Many Minnesotans enjoy walking in the woods, but some are now doing it a lot slower. Followers of the Japanese practice of shinrin-yoku or "forest bathing" have adapted it for use here. The guided hikes promote the mental and physical advantages of reconnecting with nature.
One practitioner’s story begins in 2016.
"I was nearly killed in the Boundary Waters," said Leigha Horton. She was camping in the wilderness when a huge storm hit. Two people died during the July blowdown when storm winds snapped many trees and uprooted others.
Horton wasn’t hurt, although it did take almost a day to reach safety. Yet the experience left her floundering for a year. Then she heard about forest bathing, an idea developed in Japan to boost people's physical and mental health by reconnecting them with nature.
"It was like the universe hit this great big tuning fork and my heart was like, 'Yes! Let's go do that,'" she said.
Fast forward to a fall day in 2019. A group gathered near the picnic shelter at Crosby Farm Park in St Paul. Horton has become a certified nature and forest therapy guide and the co-founder of Silvae Spiritus, a company that offers forest bathing.
Horton carried a bag filled with snacks and sitting pads to first-aid kits and lemon-scented organic bug spray.
First, she explains to her group of seven hikers the history of forest bathing goes back to the mid-1980s in Japan, when government officials began focusing on why people were getting sick.
"They were experiencing various autoimmune diseases, stress-related diseases, heart issues, cancer, depression, suicide," she said.
Some pointed to industrialized society that had separated people from nature. The Japanese Ministry of Agriculture, Forestry and Fisheries launched a program based on its own forest research.
"What they found is that there is a compound that all trees and plants release to some extent — called phytoncides," Horton said.
The compound protects trees and plants from predator attacks by making them taste less pleasant.
Researchers found that humans react positively to phytoncides. Forest bathing proponents say the substance affects heart rate, and can lower stress hormone levels.
Horton offers a deeper experience: a guided meditation through the woods.
"This is going to be slow," she said "Very slow. Likely slower than you have ever walked through nature in the past."

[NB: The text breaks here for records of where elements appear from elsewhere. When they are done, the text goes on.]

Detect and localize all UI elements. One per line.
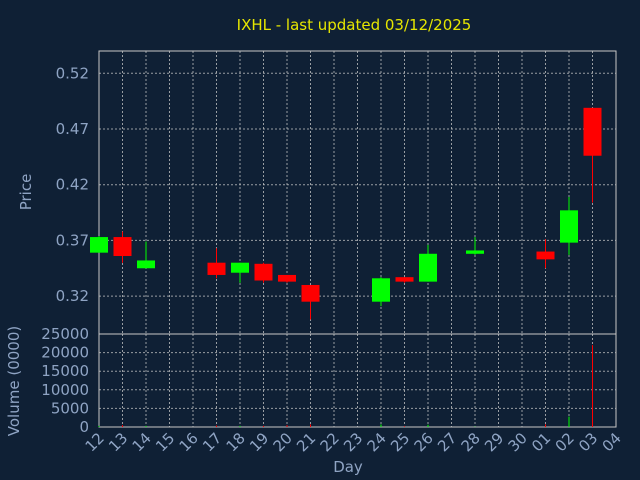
x-axis-label: Day xyxy=(333,458,363,476)
price-axis-label: Price xyxy=(17,174,35,211)
candle-19 xyxy=(254,262,273,283)
candle-body-17 xyxy=(207,262,226,275)
candle-layer xyxy=(90,107,602,320)
candle-13 xyxy=(113,231,132,263)
candle-02 xyxy=(560,196,578,255)
x-tick-label-7: 19 xyxy=(246,429,272,455)
x-tick-label-20: 02 xyxy=(552,429,578,455)
candle-body-25 xyxy=(395,277,414,282)
x-tick-label-13: 25 xyxy=(387,429,413,455)
x-tick-label-21: 03 xyxy=(575,429,601,455)
x-tick-label-19: 01 xyxy=(528,429,554,455)
candle-18 xyxy=(231,262,249,283)
price-tick-label-2: 0.42 xyxy=(56,176,89,194)
price-tick-label-1: 0.47 xyxy=(56,120,89,138)
volume-tick-label-4: 5000 xyxy=(51,399,89,417)
candle-24 xyxy=(372,277,390,307)
price-tick-label-3: 0.37 xyxy=(56,231,89,249)
price-tick-label-0: 0.52 xyxy=(56,64,89,82)
price-tick-label-4: 0.32 xyxy=(56,287,89,305)
volume-layer xyxy=(98,345,593,427)
grid-layer xyxy=(99,51,617,427)
candle-body-01 xyxy=(536,251,555,260)
x-tick-label-2: 14 xyxy=(129,429,155,455)
candle-03 xyxy=(583,107,602,203)
volume-axis-label: Volume (0000) xyxy=(5,326,23,436)
candle-body-21 xyxy=(301,284,320,302)
candle-01 xyxy=(536,239,555,269)
candle-body-14 xyxy=(137,260,155,269)
volume-tick-label-5: 0 xyxy=(79,418,89,436)
x-tick-label-15: 27 xyxy=(434,429,460,455)
candle-body-12 xyxy=(90,237,108,253)
x-tick-label-1: 13 xyxy=(105,429,131,455)
x-tick-label-6: 18 xyxy=(223,429,249,455)
x-tick-label-18: 30 xyxy=(505,429,531,455)
volume-tick-label-1: 20000 xyxy=(41,344,89,362)
candle-20 xyxy=(278,274,296,283)
x-tick-label-11: 23 xyxy=(340,429,366,455)
candle-25 xyxy=(395,277,414,283)
candle-21 xyxy=(301,284,320,320)
x-tick-label-9: 21 xyxy=(293,429,319,455)
x-tick-label-17: 29 xyxy=(481,429,507,455)
x-tick-label-22: 04 xyxy=(599,429,625,455)
volume-tick-label-0: 25000 xyxy=(41,325,89,343)
x-tick-label-3: 15 xyxy=(152,429,178,455)
x-tick-label-12: 24 xyxy=(364,429,390,455)
volume-tick-label-3: 10000 xyxy=(41,381,89,399)
candle-body-20 xyxy=(278,274,296,282)
x-tick-label-14: 26 xyxy=(411,429,437,455)
x-tick-label-4: 16 xyxy=(176,429,202,455)
volume-tick-label-2: 15000 xyxy=(41,362,89,380)
candle-body-19 xyxy=(254,263,273,281)
candle-body-03 xyxy=(583,107,602,156)
candle-body-28 xyxy=(466,250,484,254)
candle-26 xyxy=(419,244,437,282)
candle-body-13 xyxy=(113,237,132,257)
candle-14 xyxy=(137,241,155,269)
x-tick-label-16: 28 xyxy=(458,429,484,455)
candle-body-02 xyxy=(560,210,578,243)
candle-body-24 xyxy=(372,278,390,302)
candle-body-18 xyxy=(231,262,249,273)
candle-12 xyxy=(90,235,108,253)
candle-17 xyxy=(207,248,226,279)
x-tick-label-8: 20 xyxy=(270,429,296,455)
chart-title: IXHL - last updated 03/12/2025 xyxy=(237,16,472,34)
candle-28 xyxy=(466,237,484,255)
x-tick-label-10: 22 xyxy=(317,429,343,455)
candle-body-26 xyxy=(419,253,437,282)
x-tick-label-5: 17 xyxy=(199,429,225,455)
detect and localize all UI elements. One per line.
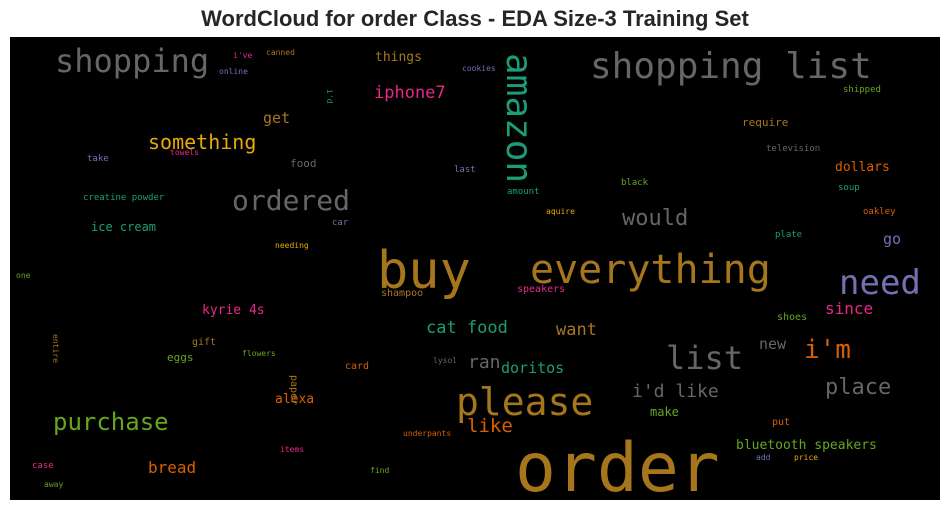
word-need: need [839,266,921,300]
word-car: car [332,219,348,228]
word-television: television [766,145,820,154]
word-put: put [772,418,790,428]
word-take: take [87,155,109,164]
word-like: like [467,417,513,436]
word-canned: canned [266,49,295,57]
word-away: away [44,481,63,489]
word-i-d-like: i'd like [632,383,719,401]
word-place: place [825,377,891,399]
word-list: list [666,342,743,374]
word-oakley: oakley [863,208,896,217]
word-since: since [825,301,873,317]
word-card: card [345,362,369,372]
word-needing: needing [275,242,309,250]
word-entire: entire [51,334,59,363]
word-order: order [515,435,720,500]
word-items: items [280,446,304,454]
word-gift: gift [192,338,216,348]
word-new: new [759,337,786,352]
word-shoes: shoes [777,313,807,323]
word-price: price [794,454,818,462]
word-shipped: shipped [843,86,881,95]
word-food: food [290,158,317,169]
word-underpants: underpants [403,430,451,438]
word-speakers: speakers [517,285,565,295]
word-cat-food: cat food [426,320,508,337]
word-ordered: ordered [232,187,350,215]
word-go: go [883,232,901,247]
word-everything: everything [530,250,771,290]
word-plate: plate [775,231,802,240]
word-creatine-powder: creatine powder [83,194,164,203]
word-black: black [621,179,648,188]
word-eggs: eggs [167,352,194,363]
word-shopping-list: shopping list [590,49,872,85]
word-lysol: lysol [433,357,457,365]
word-bread: bread [148,460,196,476]
word-doritos: doritos [501,361,564,376]
word-amount: amount [507,188,540,197]
word-flowers: flowers [242,350,276,358]
word-kyrie-4s: kyrie 4s [202,304,265,317]
word-amazon: amazon [500,53,536,183]
word-shampoo: shampoo [381,289,423,299]
word-aquire: aquire [546,208,575,216]
word-want: want [556,322,597,339]
word-purchase: purchase [53,410,169,434]
word-i-m: i'm [804,337,851,363]
word-make: make [650,406,679,418]
word-soup: soup [838,184,860,193]
word-get: get [263,111,290,126]
word-require: require [742,117,788,128]
word-online: online [219,68,248,76]
word-dollars: dollars [835,161,890,174]
word-i-d: i'd [325,89,333,103]
word-towels: towels [170,149,199,157]
word-iphone7: iphone7 [374,85,446,102]
word-one: one [16,272,30,280]
word-cookies: cookies [462,65,496,73]
word-ice-cream: ice cream [91,221,156,233]
word-would: would [622,208,688,230]
word-add: add [756,454,770,462]
word-last: last [454,166,476,175]
chart-title: WordCloud for order Class - EDA Size-3 T… [0,6,950,32]
wordcloud-canvas: order buy everything shopping list please nee… [10,37,940,500]
word-case: case [32,462,54,471]
word-i-ve: i've [233,52,252,60]
word-paper: paper [288,375,298,405]
word-something: something [148,132,256,152]
word-find: find [370,467,389,475]
word-things: things [375,51,422,64]
word-shopping: shopping [55,45,209,77]
word-ran: ran [468,354,501,372]
word-bluetooth-speakers: bluetooth speakers [736,439,877,452]
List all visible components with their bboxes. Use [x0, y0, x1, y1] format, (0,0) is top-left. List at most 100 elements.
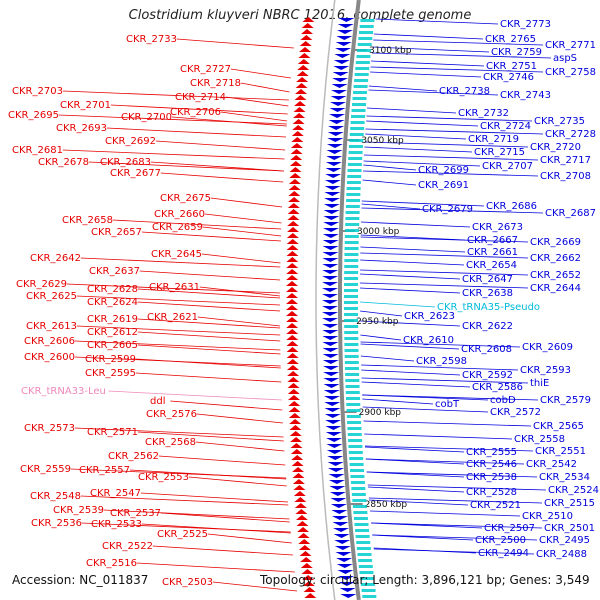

As Horton leads the group along the trail, she also prompts the hikers to think about what they see and hear.
She suggests the group first listen to the sounds coming from close by, and then focus on sounds coming from half a mile away.
"I wonder if, whoever is responsible for that sound, if they know that we can hear them," Horton said. Just then a distant siren begins wailing. The unexpected, but perfectly timed sound causes a few smiles.
The group circles up and people share what they are experiencing.
"I was noticing it was a challenge not to work harder at it," said retired elementary school teacher Liz Cochran.
"This kind of took me by surprise," said Vaughn Ormseth. “It was sort of like a different dimension."
The circles are the U.S. addition to forest bathing. Horton describes the sharing of experience as culture repair. She said people may seem connected by social media, but they don’t spend as much time face to face.
The hike is a little over a mile, but it takes two hours.
By its end, the forest bathers have peered at bark and leaves through magnifying glasses, watched the evening sun dapple ground, and felt the wind in the trees.
They have also sat completely alone in the woods for 15 minutes. That's difficult for some.
"If what a tree or a bush does is lost on you,
You are surely lost. Stand still. The forest knows
Where you are. You must let it find you."
Horton's company is one of a number of organizations offering forest bathing hikes in Minnesota, including through the winter.